First things first, I needed a manakish. This flat dough covered in zaatar and olive oil and baked in a wood burning oven is the only way to start your day. It differs all over the Middle East, the zaatar is different in every country and some people opt for saj as opposed to manakish, but saj dough is too thin for me. I like a thick manakish, with the oil oozing into the paper wrapped round it.
Every Lebanese has his favourite shack that they claim makes the best manakish. Mine is on the road up to Brummana from Beirut, on a roundabout just as you leave Mansourieh. The owner greeted me like a long-lost brother and refused all attempts to pay for his baked treasure.
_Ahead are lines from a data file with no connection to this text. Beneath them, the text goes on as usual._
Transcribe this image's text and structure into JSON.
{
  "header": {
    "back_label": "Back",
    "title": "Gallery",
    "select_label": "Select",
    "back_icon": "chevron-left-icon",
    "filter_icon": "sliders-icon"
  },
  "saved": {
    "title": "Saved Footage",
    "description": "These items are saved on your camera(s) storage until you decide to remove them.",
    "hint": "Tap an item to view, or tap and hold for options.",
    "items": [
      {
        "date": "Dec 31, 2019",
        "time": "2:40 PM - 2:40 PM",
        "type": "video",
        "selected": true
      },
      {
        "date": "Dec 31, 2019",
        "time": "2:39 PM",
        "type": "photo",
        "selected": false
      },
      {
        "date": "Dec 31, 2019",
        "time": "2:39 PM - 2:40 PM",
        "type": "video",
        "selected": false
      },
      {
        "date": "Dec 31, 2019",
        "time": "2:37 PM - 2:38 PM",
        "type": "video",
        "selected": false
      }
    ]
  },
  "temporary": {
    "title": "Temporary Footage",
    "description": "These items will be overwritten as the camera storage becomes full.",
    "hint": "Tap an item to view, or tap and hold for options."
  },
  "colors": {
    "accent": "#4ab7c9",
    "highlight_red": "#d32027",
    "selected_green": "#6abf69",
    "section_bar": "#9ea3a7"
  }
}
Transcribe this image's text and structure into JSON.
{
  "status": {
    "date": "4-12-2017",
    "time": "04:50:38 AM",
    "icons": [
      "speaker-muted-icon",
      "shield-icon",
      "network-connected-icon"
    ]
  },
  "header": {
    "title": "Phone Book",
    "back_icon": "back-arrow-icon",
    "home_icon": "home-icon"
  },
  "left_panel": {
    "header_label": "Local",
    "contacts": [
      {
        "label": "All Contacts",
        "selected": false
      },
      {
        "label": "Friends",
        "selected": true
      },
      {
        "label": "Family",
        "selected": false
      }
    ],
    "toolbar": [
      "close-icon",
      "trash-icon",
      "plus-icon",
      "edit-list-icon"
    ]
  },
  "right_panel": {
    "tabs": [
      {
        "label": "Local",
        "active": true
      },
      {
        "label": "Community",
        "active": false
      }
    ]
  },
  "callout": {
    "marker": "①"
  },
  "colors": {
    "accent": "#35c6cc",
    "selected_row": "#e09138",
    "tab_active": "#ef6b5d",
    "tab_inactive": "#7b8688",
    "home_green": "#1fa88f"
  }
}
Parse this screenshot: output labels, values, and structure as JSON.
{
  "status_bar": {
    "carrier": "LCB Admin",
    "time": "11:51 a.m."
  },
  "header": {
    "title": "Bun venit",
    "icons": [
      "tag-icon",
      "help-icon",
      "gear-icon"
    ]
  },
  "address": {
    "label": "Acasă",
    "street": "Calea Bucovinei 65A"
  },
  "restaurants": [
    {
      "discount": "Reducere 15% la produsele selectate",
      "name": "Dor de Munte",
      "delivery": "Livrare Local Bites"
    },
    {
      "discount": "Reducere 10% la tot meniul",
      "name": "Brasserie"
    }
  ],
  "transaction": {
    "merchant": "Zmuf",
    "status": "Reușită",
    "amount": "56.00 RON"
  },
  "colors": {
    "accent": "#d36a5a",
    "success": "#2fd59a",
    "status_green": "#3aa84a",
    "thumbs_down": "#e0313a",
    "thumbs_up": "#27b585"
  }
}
That evening we ate at Khairallah, a wonderful family restaurant in the gorgeous village of Mtein, high up in the mountains. The table groaned with pretty much everything on the menu and we did our best but, if the truth be told, we were soundly defeated and withdrew to our beds to lick our wounds. I’d particularly gone to town on the Kibbe Nayyeh, minced raw lamb mixed with bulgur wheat and spices and eaten with copious amounts of onions, so any social interaction was a no-no for the next 24 hours.
The following morning saw us descend from the mountains and roaring up the coast to Lebanon’s second city – Tripoli. There was only one thing on our minds, to go see Abou Fadi: Malek el Samke el Harra, the king of spicy fish. People make road pilgrimages up from Beirut to try one of his sandwiches, and they never disappoint.
We sat on plastic chairs outside his modest establishment in the port district of the city and munched contentedly on our spicy booty while we watched the world go by. Life does not get much better.